The Judiciary Rent Reform Act, H.R. 4710, was introduced by Representative F.
James Sensenbrenner (R-WI), chair of the House Judiciary Committee.
Representatives John Conyers, Jr. (D-MI) and Lamar Smith (R-TX) are co-sponsors
of the bill.
“The purpose of this legislation is to ensure the rent paid by the federal
Judiciary,” Sensenbrenner said, “is rationally and equitably related to the
actual costs of providing their facilities.” The bill would replace the
“commercially-equivalent” rent calculation that the General Services
Administration has used with a requirement that the courts pay only for the
actual operating expenses incurred in providing space.
“This simple change will result in a dramatic savings in the Judiciary’s rent
expense,” said Sensenbrenner.
Since 1986, the Judiciary’s annual rent payments to the General Services
Administration have increased from $133 million to almost $920 million. “As a
percentage of the Judiciary’s operating budget, these payments have climbed from
15.7 percent to 20 percent,” Sensenbrenner said.
In his 2005 Year End Report on the Judiciary, Chief Justice John G.
Roberts, Jr., said that the Judiciary is required to pay a large and
ever-increasing portion of its budget as rent to another part of the
government—GSA—spending almost 16 percent of its total budget.
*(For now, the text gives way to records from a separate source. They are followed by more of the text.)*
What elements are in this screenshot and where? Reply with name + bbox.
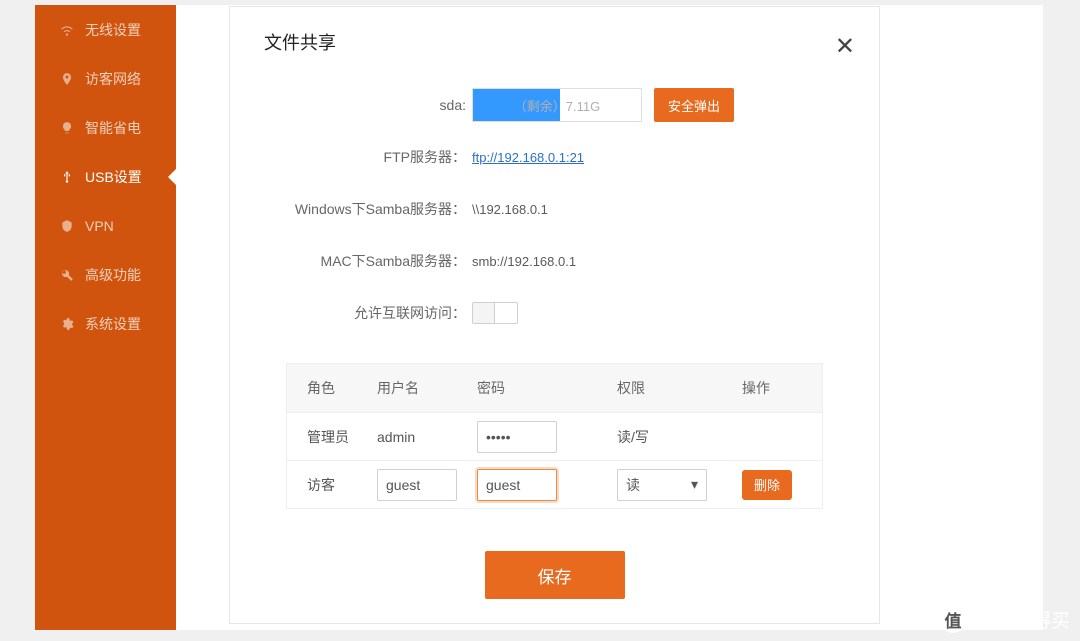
watermark: 值 什么值得买: [939, 605, 1070, 633]
col-role: 角色: [287, 378, 377, 398]
sidebar-item-guest[interactable]: 访客网络: [35, 54, 176, 103]
storage-bar: （剩余）7.11G: [472, 88, 642, 122]
col-user: 用户名: [377, 378, 477, 398]
gear-icon: [59, 316, 75, 332]
wrench-icon: [59, 267, 75, 283]
cell-user: admin: [377, 429, 477, 445]
col-perm: 权限: [617, 378, 742, 398]
toggle-knob: [473, 303, 495, 323]
table-row: 管理员 admin 读/写: [287, 412, 822, 460]
guest-permission-select[interactable]: 读 ▾: [617, 469, 707, 501]
watermark-text: 什么值得买: [975, 606, 1070, 633]
cell-role: 管理员: [287, 427, 377, 447]
admin-password-input[interactable]: [477, 421, 557, 453]
watermark-badge: 值: [939, 605, 967, 633]
location-icon: [59, 71, 75, 87]
internet-toggle[interactable]: [472, 302, 518, 324]
delete-button[interactable]: 删除: [742, 470, 792, 500]
storage-remaining: （剩余）7.11G: [514, 96, 600, 115]
cell-perm: 读/写: [617, 427, 742, 447]
ftp-link[interactable]: ftp://192.168.0.1:21: [472, 150, 584, 165]
sidebar-item-system[interactable]: 系统设置: [35, 299, 176, 348]
internet-label: 允许互联网访问：: [230, 303, 472, 323]
sidebar-item-vpn[interactable]: VPN: [35, 201, 176, 250]
save-button[interactable]: 保存: [485, 551, 625, 599]
sidebar-item-label: 智能省电: [85, 118, 141, 138]
smb-mac-label: MAC下Samba服务器：: [230, 251, 472, 271]
guest-password-input[interactable]: [477, 469, 557, 501]
wifi-icon: [59, 22, 75, 38]
smb-win-label: Windows下Samba服务器：: [230, 199, 472, 219]
file-share-modal: 文件共享 ✕ sda: （剩余）7.11G 安全弹出 FTP服务器： ftp:/…: [229, 6, 880, 624]
table-row: 访客 读 ▾ 删除: [287, 460, 822, 508]
sidebar-item-label: 无线设置: [85, 20, 141, 40]
close-icon[interactable]: ✕: [835, 32, 855, 61]
guest-username-input[interactable]: [377, 469, 457, 501]
sidebar-item-label: VPN: [85, 218, 114, 234]
select-value: 读: [626, 475, 640, 495]
smb-win-value: \\192.168.0.1: [472, 202, 548, 217]
eject-button[interactable]: 安全弹出: [654, 88, 734, 122]
usb-icon: [59, 169, 75, 185]
sidebar-item-power[interactable]: 智能省电: [35, 103, 176, 152]
sidebar-item-label: 高级功能: [85, 265, 141, 285]
cell-role: 访客: [287, 475, 377, 495]
smb-mac-value: smb://192.168.0.1: [472, 254, 576, 269]
sidebar-item-label: 系统设置: [85, 314, 141, 334]
col-pass: 密码: [477, 378, 617, 398]
modal-title: 文件共享: [230, 7, 879, 61]
sidebar-item-label: USB设置: [85, 167, 142, 187]
sidebar-item-advanced[interactable]: 高级功能: [35, 250, 176, 299]
col-action: 操作: [742, 378, 822, 398]
user-table: 角色 用户名 密码 权限 操作 管理员 admin 读/写 访客 读 ▾ 删除: [286, 363, 823, 509]
ftp-label: FTP服务器：: [230, 147, 472, 167]
sidebar-item-label: 访客网络: [85, 69, 141, 89]
bulb-icon: [59, 120, 75, 136]
table-header: 角色 用户名 密码 权限 操作: [287, 364, 822, 412]
sidebar-item-wireless[interactable]: 无线设置: [35, 5, 176, 54]
sidebar: 无线设置 访客网络 智能省电 USB设置 VPN: [35, 5, 176, 630]
vpn-icon: [59, 218, 75, 234]
chevron-down-icon: ▾: [691, 476, 698, 493]
sidebar-item-usb[interactable]: USB设置: [35, 152, 176, 201]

Only 3 percent of
the Department of Justice budget goes toward GSA rent, and the Executive Branch
as a whole spends less than two-tenths of one percent of its budget on GSA
“During fiscal year 2005, the Judiciary paid $926 million to GSA in rent,
even though GSA’s actual cost for providing space to the Judiciary was $426
million,” said the Chief Justice. “The disparity between the Judiciary’s rent
and that of other government agencies, and between the cost to GSA of providing
space and the amount charged to the Judiciary, is unfair. The federal Judiciary
cannot continue to serve as a profit center for GSA.”
Sensenbrenner noted that soaring GSA rent payments have compelled the federal
courts to make difficult choices, including a decision over 18 months to reduce
employee ranks by 1,850 positions.
Sensenbrenner also said there was little doubt that without Congressional
action, the budgetary pressures from rising rental costs on the Judiciary would
result in the loss of further court personnel.
“As chairman of the Judiciary Committee,” said Sensenbrenner, “I believe
Congress has a duty to act to ensure the fair, efficient, and equitable
adjudication of all legitimate issues brought before the courts. The use of the
courts as a ‘profit center’ can no longer be tolerated.”